Le scénario était posé sur la table cette nuit : si les Pacers battaient les Cavs, les Raptors diraient au revoir au play-in et donc aux Playoffs. Dans le même temps, il aurait évidemment fallu que les Raptors dévorent la dernière semaine de saison régulière pour espérer ne pas terminer bredouille : mission impossible, donc. Bredouille, c’est sans aucun doute l’état dans lequel ils étaient lorsqu’ils ont su que leur destin étaient dans les mains des Cavs et leurs dix défaites consécutives avant d’accueillir les Pacers. Pas de Tom Cruise à l’horizon pour sauver l’équipe pensionnaire cette saison de l’Amalie Arena de Tampa, mais plutôt un Domantas Sabonis dans le rôle de Chris Pratt dans Jurassic World: Fallen Kingdom, qui dit aux Raptors de se calmer car il s’est mis les Cavs dans sa poche arrière et que les petits dinosaures peuvent donc ranger le pop-corn et sortir les mouchoirs. Il était forcément difficile d’espérer un retournement de situation pour les Raptors car dans cette dernière ligne droite avant la post season, les Bulls se sont mis à gagner des matchs et les Wizards ont pratiquement marché sur l’eau, formant un duo de co-pilotes qui a foutu définitivement Toronto trop loin dans le rétro.
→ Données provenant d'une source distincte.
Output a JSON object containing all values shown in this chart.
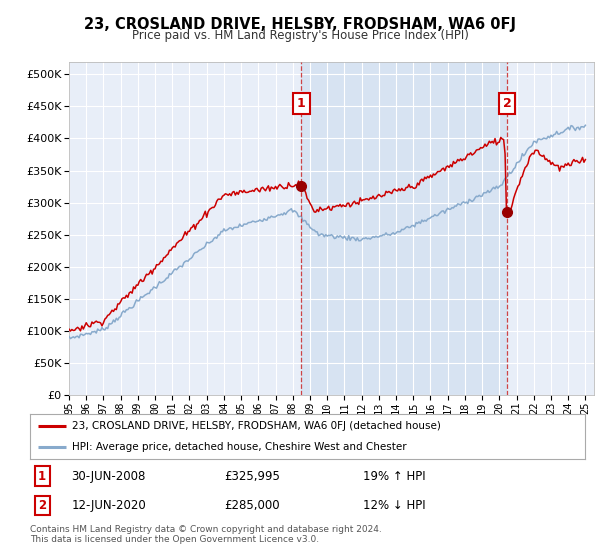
{
  "title": "23, CROSLAND DRIVE, HELSBY, FRODSHAM, WA6 0FJ",
  "subtitle": "Price paid vs. HM Land Registry's House Price Index (HPI)",
  "ytick_values": [
    0,
    50000,
    100000,
    150000,
    200000,
    250000,
    300000,
    350000,
    400000,
    450000,
    500000
  ],
  "ylim": [
    0,
    520000
  ],
  "xlim_start": 1995.0,
  "xlim_end": 2025.5,
  "background_color": "#e8eef8",
  "fig_bg": "#ffffff",
  "grid_color": "#ffffff",
  "red_color": "#cc0000",
  "blue_color": "#88aacc",
  "shade_color": "#d0dff0",
  "marker1_date": 2008.5,
  "marker2_date": 2020.45,
  "marker1_price": 325995,
  "marker2_price": 285000,
  "legend_line1": "23, CROSLAND DRIVE, HELSBY, FRODSHAM, WA6 0FJ (detached house)",
  "legend_line2": "HPI: Average price, detached house, Cheshire West and Chester",
  "table_row1_num": "1",
  "table_row1_date": "30-JUN-2008",
  "table_row1_price": "£325,995",
  "table_row1_hpi": "19% ↑ HPI",
  "table_row2_num": "2",
  "table_row2_date": "12-JUN-2020",
  "table_row2_price": "£285,000",
  "table_row2_hpi": "12% ↓ HPI",
  "footnote": "Contains HM Land Registry data © Crown copyright and database right 2024.\nThis data is licensed under the Open Government Licence v3.0.",
  "xtick_years": [
    1995,
    1996,
    1997,
    1998,
    1999,
    2000,
    2001,
    2002,
    2003,
    2004,
    2005,
    2006,
    2007,
    2008,
    2009,
    2010,
    2011,
    2012,
    2013,
    2014,
    2015,
    2016,
    2017,
    2018,
    2019,
    2020,
    2021,
    2022,
    2023,
    2024,
    2025
  ]
}
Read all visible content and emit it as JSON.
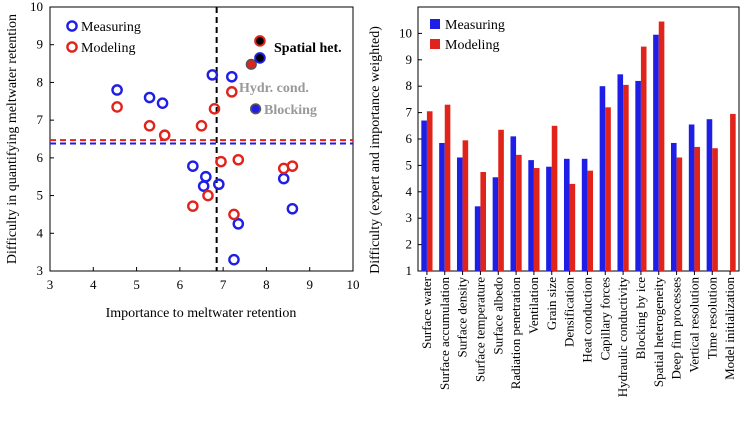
{
  "colors": {
    "measuring": "#1e1ee6",
    "modeling": "#e0241b",
    "annotation_gray": "#999999",
    "dashed_vertical": "#000000"
  },
  "chart_data": [
    {
      "type": "scatter",
      "xlabel": "Importance to meltwater retention",
      "ylabel": "Difficulty in quantifying meltwater retention",
      "xlim": [
        3,
        10
      ],
      "ylim": [
        3,
        10
      ],
      "xticks": [
        3,
        4,
        5,
        6,
        7,
        8,
        9,
        10
      ],
      "yticks": [
        3,
        4,
        5,
        6,
        7,
        8,
        9,
        10
      ],
      "legend": {
        "placement": "top-left",
        "entries": [
          "Measuring",
          "Modeling"
        ]
      },
      "series": [
        {
          "name": "Measuring",
          "points": [
            {
              "x": 4.55,
              "y": 7.8
            },
            {
              "x": 5.3,
              "y": 7.6
            },
            {
              "x": 5.6,
              "y": 7.45
            },
            {
              "x": 6.75,
              "y": 8.2
            },
            {
              "x": 7.2,
              "y": 8.15
            },
            {
              "x": 6.3,
              "y": 5.78
            },
            {
              "x": 6.6,
              "y": 5.5
            },
            {
              "x": 6.55,
              "y": 5.25
            },
            {
              "x": 6.9,
              "y": 5.3
            },
            {
              "x": 8.4,
              "y": 5.45
            },
            {
              "x": 8.6,
              "y": 4.65
            },
            {
              "x": 7.35,
              "y": 4.25
            },
            {
              "x": 7.25,
              "y": 3.3
            }
          ]
        },
        {
          "name": "Modeling",
          "points": [
            {
              "x": 4.55,
              "y": 7.35
            },
            {
              "x": 5.3,
              "y": 6.85
            },
            {
              "x": 5.65,
              "y": 6.6
            },
            {
              "x": 6.5,
              "y": 6.85
            },
            {
              "x": 6.8,
              "y": 7.3
            },
            {
              "x": 7.2,
              "y": 7.75
            },
            {
              "x": 6.95,
              "y": 5.9
            },
            {
              "x": 7.35,
              "y": 5.95
            },
            {
              "x": 6.3,
              "y": 4.72
            },
            {
              "x": 6.65,
              "y": 5.0
            },
            {
              "x": 7.25,
              "y": 4.5
            },
            {
              "x": 8.4,
              "y": 5.72
            },
            {
              "x": 8.6,
              "y": 5.78
            }
          ]
        }
      ],
      "highlighted": [
        {
          "label": "Spatial het.",
          "measuring": {
            "x": 7.85,
            "y": 8.65
          },
          "modeling": {
            "x": 7.85,
            "y": 9.1
          },
          "style": "bold-black"
        },
        {
          "label": "Hydr. cond.",
          "measuring": {
            "x": 7.85,
            "y": 8.65
          },
          "modeling": {
            "x": 7.65,
            "y": 8.48
          },
          "style": "bold-gray"
        },
        {
          "label": "Blocking",
          "measuring": {
            "x": 7.75,
            "y": 7.3
          },
          "modeling": null,
          "style": "bold-gray"
        }
      ],
      "reference_lines": {
        "vertical_x": 6.85,
        "measuring_mean_y": 6.38,
        "modeling_mean_y": 6.47
      }
    },
    {
      "type": "bar",
      "ylabel": "Difficulty (expert and importance weighted)",
      "ylim": [
        1,
        11
      ],
      "yticks": [
        1,
        2,
        3,
        4,
        5,
        6,
        7,
        8,
        9,
        10
      ],
      "legend": {
        "placement": "top-left",
        "entries": [
          "Measuring",
          "Modeling"
        ]
      },
      "categories": [
        "Surface water",
        "Surface accumulation",
        "Surface density",
        "Surface temperature",
        "Surface albedo",
        "Radiation penetration",
        "Ventilation",
        "Grain size",
        "Densification",
        "Heat conduction",
        "Capillary forces",
        "Hydraulic conductivity",
        "Blocking by ice",
        "Spatial heterogeneity",
        "Deep firn processes",
        "Vertical resolution",
        "Time resolution",
        "Model initialization"
      ],
      "series": [
        {
          "name": "Measuring",
          "values": [
            6.7,
            5.85,
            5.3,
            3.45,
            4.55,
            6.1,
            5.2,
            4.95,
            5.25,
            5.25,
            8.0,
            8.45,
            8.2,
            9.95,
            5.85,
            6.55,
            6.75,
            null
          ]
        },
        {
          "name": "Modeling",
          "values": [
            7.05,
            7.3,
            5.95,
            4.75,
            6.35,
            5.4,
            4.9,
            6.5,
            4.3,
            4.8,
            7.2,
            8.05,
            9.5,
            10.45,
            5.3,
            5.7,
            5.65,
            6.95
          ]
        }
      ]
    }
  ]
}
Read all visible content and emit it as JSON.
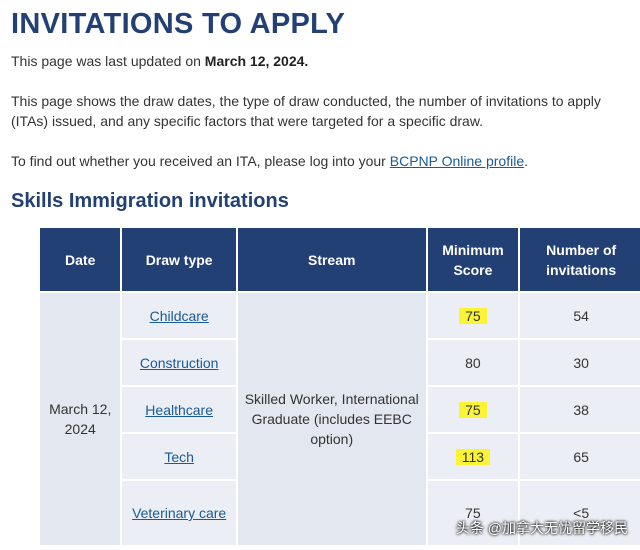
{
  "page": {
    "title": "INVITATIONS TO APPLY",
    "updated_prefix": "This page was last updated on ",
    "updated_date": "March 12, 2024.",
    "description": "This page shows the draw dates, the type of draw conducted, the number of invitations to apply (ITAs) issued, and any specific factors that were targeted for a specific draw.",
    "login_prefix": "To find out whether you received an ITA, please log into your ",
    "login_link": "BCPNP Online profile",
    "login_suffix": "."
  },
  "section": {
    "title": "Skills Immigration invitations"
  },
  "table": {
    "headers": {
      "date": "Date",
      "draw_type": "Draw type",
      "stream": "Stream",
      "min_score": "Minimum Score",
      "invitations": "Number of invitations"
    },
    "date": "March 12, 2024",
    "stream": "Skilled Worker, International Graduate (includes EEBC option)",
    "rows": [
      {
        "draw_type": "Childcare",
        "min_score": "75",
        "invitations": "54",
        "highlighted": true
      },
      {
        "draw_type": "Construction",
        "min_score": "80",
        "invitations": "30",
        "highlighted": false
      },
      {
        "draw_type": "Healthcare",
        "min_score": "75",
        "invitations": "38",
        "highlighted": true
      },
      {
        "draw_type": "Tech",
        "min_score": "113",
        "invitations": "65",
        "highlighted": true
      },
      {
        "draw_type": "Veterinary care",
        "min_score": "75",
        "invitations": "<5",
        "highlighted": false
      }
    ],
    "highlight_color": "#fbf336",
    "header_color": "#234075"
  },
  "watermark": "头条 @加拿大无忧留学移民"
}
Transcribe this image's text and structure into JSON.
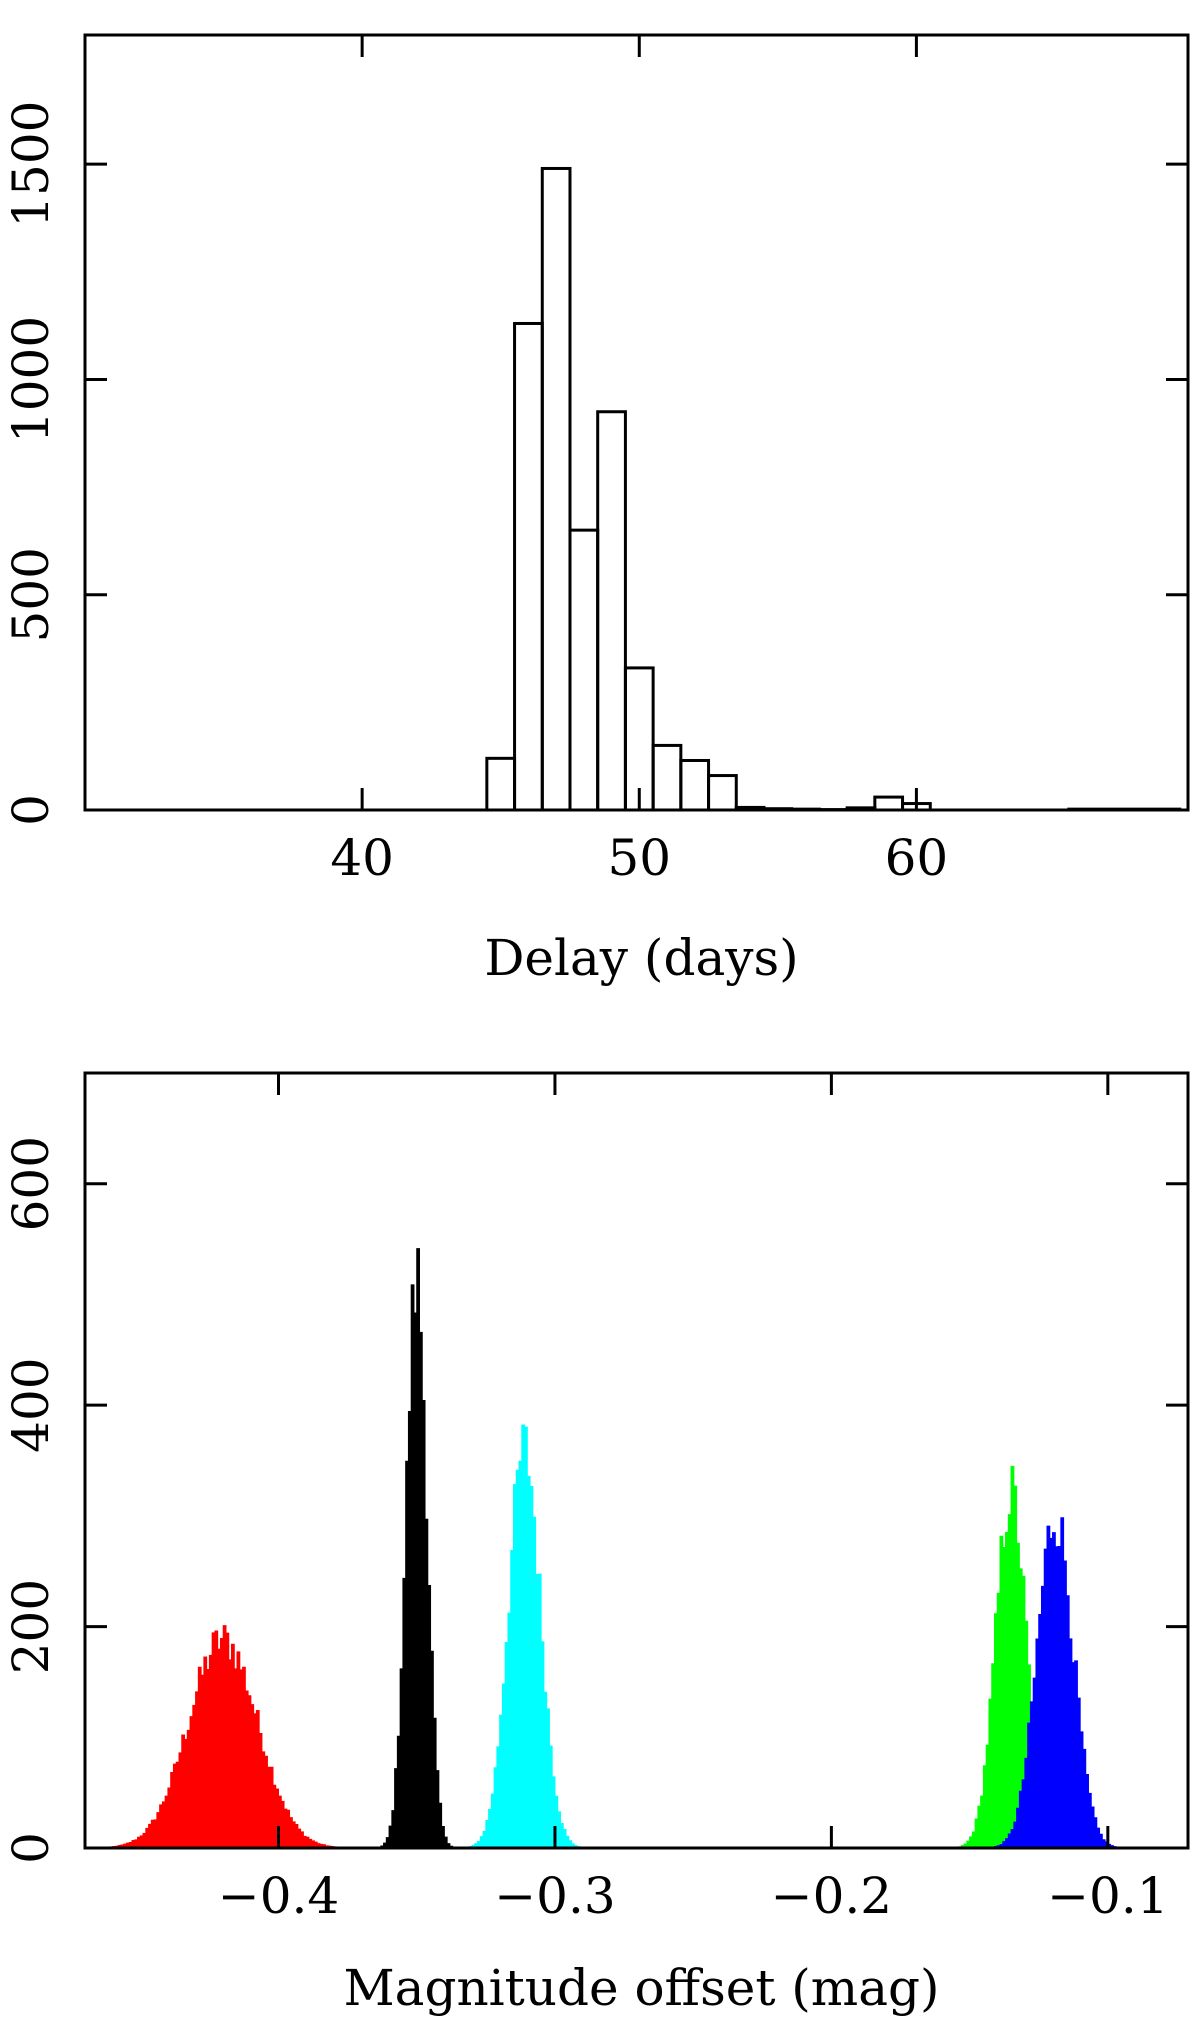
{
  "chart_data": [
    {
      "type": "bar",
      "xlabel": "Delay (days)",
      "ylabel": "",
      "xlim": [
        30,
        69.8
      ],
      "ylim": [
        0,
        1800
      ],
      "xticks": [
        40,
        50,
        60
      ],
      "yticks": [
        0,
        500,
        1000,
        1500
      ],
      "bin_width": 1,
      "bins": [
        {
          "x0": 44.5,
          "x1": 45.5,
          "count": 120
        },
        {
          "x0": 45.5,
          "x1": 46.5,
          "count": 1130
        },
        {
          "x0": 46.5,
          "x1": 47.5,
          "count": 1490
        },
        {
          "x0": 47.5,
          "x1": 48.5,
          "count": 650
        },
        {
          "x0": 48.5,
          "x1": 49.5,
          "count": 925
        },
        {
          "x0": 49.5,
          "x1": 50.5,
          "count": 330
        },
        {
          "x0": 50.5,
          "x1": 51.5,
          "count": 150
        },
        {
          "x0": 51.5,
          "x1": 52.5,
          "count": 115
        },
        {
          "x0": 52.5,
          "x1": 53.5,
          "count": 80
        },
        {
          "x0": 53.5,
          "x1": 54.5,
          "count": 6
        },
        {
          "x0": 54.5,
          "x1": 55.5,
          "count": 3
        },
        {
          "x0": 55.5,
          "x1": 56.5,
          "count": 2
        },
        {
          "x0": 56.5,
          "x1": 57.5,
          "count": 1
        },
        {
          "x0": 57.5,
          "x1": 58.5,
          "count": 5
        },
        {
          "x0": 58.5,
          "x1": 59.5,
          "count": 30
        },
        {
          "x0": 59.5,
          "x1": 60.5,
          "count": 15
        },
        {
          "x0": 65.5,
          "x1": 69.5,
          "count": 2
        }
      ]
    },
    {
      "type": "histogram",
      "xlabel": "Magnitude offset (mag)",
      "ylabel": "",
      "xlim": [
        -0.47,
        -0.071
      ],
      "ylim": [
        0,
        700
      ],
      "xticks": [
        -0.4,
        -0.3,
        -0.2,
        -0.1
      ],
      "xtick_labels": [
        "−0.4",
        "−0.3",
        "−0.2",
        "−0.1"
      ],
      "yticks": [
        0,
        200,
        400,
        600
      ],
      "bin_width": 0.001,
      "series": [
        {
          "color": "#ff0000",
          "center": -0.42,
          "sigma": 0.0125,
          "peak": 188,
          "range": [
            -0.465,
            -0.37
          ]
        },
        {
          "color": "#000000",
          "center": -0.35,
          "sigma": 0.0037,
          "peak": 515,
          "range": [
            -0.366,
            -0.335
          ]
        },
        {
          "color": "#00ffff",
          "center": -0.311,
          "sigma": 0.0058,
          "peak": 360,
          "range": [
            -0.335,
            -0.255
          ]
        },
        {
          "color": "#00ff00",
          "center": -0.135,
          "sigma": 0.0055,
          "peak": 320,
          "range": [
            -0.178,
            -0.115
          ]
        },
        {
          "color": "#0000ff",
          "center": -0.119,
          "sigma": 0.0065,
          "peak": 300,
          "range": [
            -0.16,
            -0.072
          ]
        }
      ]
    }
  ]
}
Et il faut dire qu’il était peut-être un poil tard pour se réveiller pour l’équipe délocalisée. Des périodes catastrophiques comme celle entre le 24 février (et non le 14 février car c’est loin d’être l’amour fou entre Toronto et Tampa) et le 30 mars ont vu les champions 2019 enchaîner 15 défaites en 17 matchs : ça sentait donc le Raptor grillé voire cramé depuis un moment. Mais puisqu’il n’y a jamais qu’une seule personne qui a tort dans un couple, bien évidemment que le boys band canadien n’a pas toujours eu de la chance cette saison. Comme beaucoup de franchises NBA, il a fallu jongler avec les blessures, mais à la différence près que l’équipe au maillot au scapulaire n’a pas la même profondeur de banc que certaines écuries. Ces indisponibilités auront au moins permis à un première année, méconnu à son arrivée, de se révéler puisque Malachi Flynn, 29e choix de la dernière Draft, a été élu rookie du mois d’avril de la Conférence Est : première pour Toronto depuis Norman Powell en avril 2016. Dans le même temps, deux big Raptors ont mis à mal l’équilibre de la troupe des Dinos et démontré aussi l’ambiance qui règne dans le vestiaire et l’envie d’avancer ensemble (non). Pascal Siakam avait été suspendu un match en janvier pour avoir quitté le terrain avant les autres et avait été sanctionné de 50 000 billets deux mois plus tard pour une altercation verbale avec son entraîneur, Nick Nurse. Rien de bien glorieux, donc. Ajoutez à cela un Kyle Lowry, l’essence même de la franchise canadienne depuis neuf ans, dans toutes les rumeurs possibles et inimaginables de départ, et vous avez vos Raptors agglutinés à la 12e place de la Conférence Est.

Direction les vacances pour les Raptors et elles ne sont pas méritées mais sonnent au moins la fin du semi-calvaire 2020-21. Des réglages sont évidemment en vue pour une équipe qui, on l’espère, va pouvoir regagner son Air Canada Center (oui c’est Scotiabank Arena maintenant on sait). Et dans Air Canada Center, il y a le mot « air » donc prenez l’air les Dinos et retrouvez la banane.